Alice J. Kang is Associate Professor of Political Science at University of Nebraska–Lincoln.

== Education ==
Kang received her B.A. in economics from Brown University  in 2000 and her Ph.D. in political science from University of Wisconsin-Madison in 2010.

== Career ==
Kang holds a joint appointment with the University of Nebraska–Lincoln's Institute for Ethnic Studies (African and African American Studies), and is affiliated with the university’s Women's and Gender Studies Program.
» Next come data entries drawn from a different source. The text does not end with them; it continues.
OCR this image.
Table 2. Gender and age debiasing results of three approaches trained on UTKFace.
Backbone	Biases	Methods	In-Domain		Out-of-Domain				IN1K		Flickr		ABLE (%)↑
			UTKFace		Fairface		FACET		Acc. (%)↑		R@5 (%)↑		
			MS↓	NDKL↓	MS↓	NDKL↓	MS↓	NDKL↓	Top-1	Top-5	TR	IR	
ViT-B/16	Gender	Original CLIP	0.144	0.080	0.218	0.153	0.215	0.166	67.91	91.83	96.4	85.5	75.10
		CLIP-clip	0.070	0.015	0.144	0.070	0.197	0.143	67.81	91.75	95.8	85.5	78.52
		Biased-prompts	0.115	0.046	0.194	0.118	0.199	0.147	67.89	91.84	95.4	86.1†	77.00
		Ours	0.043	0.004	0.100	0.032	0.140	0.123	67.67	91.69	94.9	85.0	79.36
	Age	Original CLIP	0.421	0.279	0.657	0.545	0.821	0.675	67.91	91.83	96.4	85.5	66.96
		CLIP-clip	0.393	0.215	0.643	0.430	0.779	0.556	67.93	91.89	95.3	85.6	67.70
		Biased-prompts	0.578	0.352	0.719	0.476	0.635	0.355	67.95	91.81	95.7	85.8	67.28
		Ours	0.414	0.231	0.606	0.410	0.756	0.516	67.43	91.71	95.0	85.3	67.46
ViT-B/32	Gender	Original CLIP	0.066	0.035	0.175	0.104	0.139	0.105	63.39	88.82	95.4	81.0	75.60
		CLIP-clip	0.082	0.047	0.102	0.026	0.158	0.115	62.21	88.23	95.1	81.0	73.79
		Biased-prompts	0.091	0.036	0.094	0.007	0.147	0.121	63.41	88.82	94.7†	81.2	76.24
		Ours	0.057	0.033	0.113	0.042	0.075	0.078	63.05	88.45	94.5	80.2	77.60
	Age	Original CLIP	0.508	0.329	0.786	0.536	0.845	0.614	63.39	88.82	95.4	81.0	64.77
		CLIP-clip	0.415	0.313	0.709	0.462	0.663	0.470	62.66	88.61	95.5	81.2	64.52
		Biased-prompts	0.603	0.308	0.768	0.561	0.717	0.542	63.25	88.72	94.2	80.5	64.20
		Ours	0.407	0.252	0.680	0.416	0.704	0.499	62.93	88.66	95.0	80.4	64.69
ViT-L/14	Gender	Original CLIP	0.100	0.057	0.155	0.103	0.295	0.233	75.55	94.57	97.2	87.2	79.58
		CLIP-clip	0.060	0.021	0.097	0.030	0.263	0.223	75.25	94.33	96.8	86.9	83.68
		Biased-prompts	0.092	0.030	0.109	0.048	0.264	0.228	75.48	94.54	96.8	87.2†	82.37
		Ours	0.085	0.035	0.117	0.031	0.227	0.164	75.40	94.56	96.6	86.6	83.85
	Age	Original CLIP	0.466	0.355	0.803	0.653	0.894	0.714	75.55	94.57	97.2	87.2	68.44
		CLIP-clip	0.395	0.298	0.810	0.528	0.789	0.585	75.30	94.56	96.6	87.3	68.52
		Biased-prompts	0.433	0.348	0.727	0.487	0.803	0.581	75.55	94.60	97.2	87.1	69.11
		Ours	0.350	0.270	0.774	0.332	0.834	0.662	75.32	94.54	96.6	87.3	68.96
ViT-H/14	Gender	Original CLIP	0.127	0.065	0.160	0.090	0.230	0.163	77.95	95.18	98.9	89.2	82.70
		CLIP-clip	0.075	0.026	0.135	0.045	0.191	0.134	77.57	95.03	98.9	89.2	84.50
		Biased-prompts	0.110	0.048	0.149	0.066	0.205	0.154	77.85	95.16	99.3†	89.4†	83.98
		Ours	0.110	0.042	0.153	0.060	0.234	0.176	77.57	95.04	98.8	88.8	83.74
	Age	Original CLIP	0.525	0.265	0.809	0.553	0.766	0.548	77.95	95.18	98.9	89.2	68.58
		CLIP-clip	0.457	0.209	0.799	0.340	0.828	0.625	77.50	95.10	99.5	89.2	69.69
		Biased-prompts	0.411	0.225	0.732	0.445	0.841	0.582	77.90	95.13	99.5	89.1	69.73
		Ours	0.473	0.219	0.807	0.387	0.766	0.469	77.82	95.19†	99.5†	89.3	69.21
Before becoming an academic, Kang was a Peace Corps volunteer in Burkina Faso from 2000 to 2002, specializing in community health. She also served as a consultant for the International Foundation for Election Systems and as an intern for AllAfrica.com, both in Washington, D.C.

== Research ==
Kang teaches and conducts research on comparative politics, with a regional focus on Africa and especially Niger. Her scholarly contributions are in the areas of women's activism, gender quotas, and women's representation in politics. Kang's research is multidisciplinary, merging qualitative and quantitative methods and borrowing approaches from sociology and anthropology. Her publications include the 2015 book Bargaining for Women's Rights: Activism in an Aspiring Muslim Democracy (ISBN 978-0-8166-9218-7), which is known for developing a theory of how conservative counter-activism, and not just progressive activism, influences why some women's movements succeed more than others. Her work is rooted in immersive field research, which Kang has conducted since 2006 in Niger, Benin, Burkina Faso, and South Africa. Her field work in Niger during 2007-2008 was funded by a Fulbright Hays Doctoral Dissertation Research Award.